El sueño de fabricar tecnología en Estados Unidos, impulsado por el actual presidente, Donald Trump, ha demostrado ser difícil de cumplir. Tras varios meses desde la puesta en marcha de fábricas que pretendían asumir parte del papel que por años han cumplido las factorías asiáticas, ha saltado a la luz una realidad que pone en riesgo el futuro de la iniciativa gubernamental.
Un reciente análisis del The Wall Street Journal sobre las instalaciones de Apple en suelo estadounidense expone una desconexión profunda entre las promesas electorales y la capacidad industrial real. Aunque la excusa para cumplir esta política era forzar la mudanza de las cadenas de suministro de Asia a Estados Unidos para revitalizar la clase trabajadora local con miles de empleos industriales, esto no termina de suceder.
La automatización merma el empleo
Actualmente, las instalaciones de Apple en Texas y Arizona no están produciendo la tecnología punta que define a la compañía. Mientras que los chips más avanzados (como los proyectados A19 o A20) siguen siendo dominio exclusivo de Taiwán, las plantas americanas se limitan a tareas más modestas, como la fabricación del chip A16, el procesador que hoy alimenta dispositivos como el iPad de undécima generación.

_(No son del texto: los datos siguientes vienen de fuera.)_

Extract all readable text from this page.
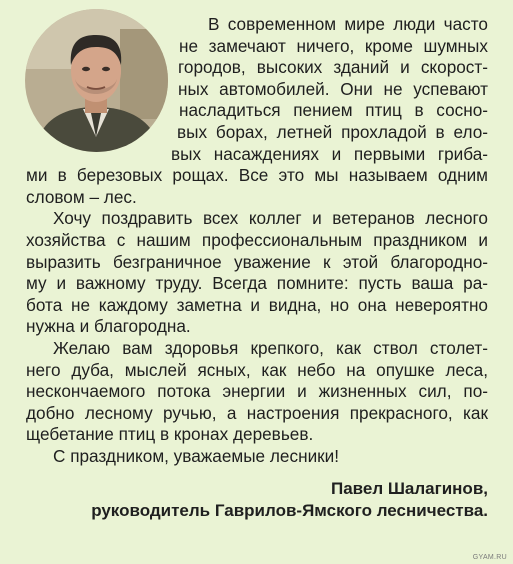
В современном мире люди часто
не замечают ничего, кроме шумных
городов, высоких зданий и скорост-
ных автомобилей. Они не успевают
насладиться пением птиц в сосно-
вых борах, летней прохладой в ело-
вых насаждениях и первыми гриба-
ми в березовых рощах. Все это мы называем одним
словом – лес.
Хочу поздравить всех коллег и ветеранов лесного
хозяйства с нашим профессиональным праздником и
выразить безграничное уважение к этой благородно-
му и важному труду. Всегда помните: пусть ваша ра-
бота не каждому заметна и видна, но она невероятно
нужна и благородна.
Желаю вам здоровья крепкого, как ствол столет-
него дуба, мыслей ясных, как небо на опушке леса,
нескончаемого потока энергии и жизненных сил, по-
добно лесному ручью, а настроения прекрасного, как
щебетание птиц в кронах деревьев.
С праздником, уважаемые лесники!
Павел Шалагинов,
руководитель Гаврилов-Ямского лесничества.
GYAM.RU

Esta realidad reconoce que el ecosistema estadounidense no está preparado para la vanguardia. Para fabricar chips de última generación se requieren máquinas de litografía ultravioleta extrema (EUV) de ASML, cada una valorada en unos 400 millones de dólares. Pero incluso con la maquinaria adecuada, la infraestructura técnica y humana necesaria para operarlas a la escala de Asia no existe en la misma magnitud en Estados Unidos.
Esta compleja cadena, que abarca desde la transformación de silicio en obleas por parte de GlobalWafers America y la impresión de miles de millones de transistores mediante litografía de precisión en TSMC (Arizona), hasta las fases finales de ensamblaje y pruebas a cargo de Foxconn (Houston), depende más de maquinaria avanzada y la robótica que de una gran fuerza laboral humana.
Mientras que en Asia se emplea a una gran cantidad de trabajadores para gestionar los procesos, en las plantas en Estados Unidos, los pocos puestos que se generan son altamente especializados, lo que invalida la premisa de "devolver empleos" a la clase trabajadora convencional.
Apple cumple a regañadientes
El mayor obstáculo no es financiero, sino cultural y formativo. Tim Cook, CEO de Apple, sintetizó este problema años atrás cuando señaló la escasez de talento especializado en suelo estadounidense en comparación con el ecosistema chino.
Según las palabras recogidas en diversos informes, Cook llegó a afirmar que "en Estados Unidos no es posible llenar una sala con ingenieros de herramientas, mientras que en China podrías llenar varios campos de fútbol".
Por supuesto, Apple, tras años de operar en Asia, entiende que replicar ese entorno en Estados Unidos requeriría más que simple inversión; requeriría una transformación educativa y social que ninguna política de aranceles puede acelerar por decreto.
La presión política por "relocalizar" la producción de chips ha chocado con la realidad tecnológica. Apple ha quedado expuesta en su intento de equilibrar estas demandas políticas con la viabilidad técnica, evidenciando que, en la carrera de los semiconductores, el terreno ganado por Asia durante décadas solo se puede alcanzar con una ventaja competitiva que, a día de hoy, parece estar lejos de Estados Unidos.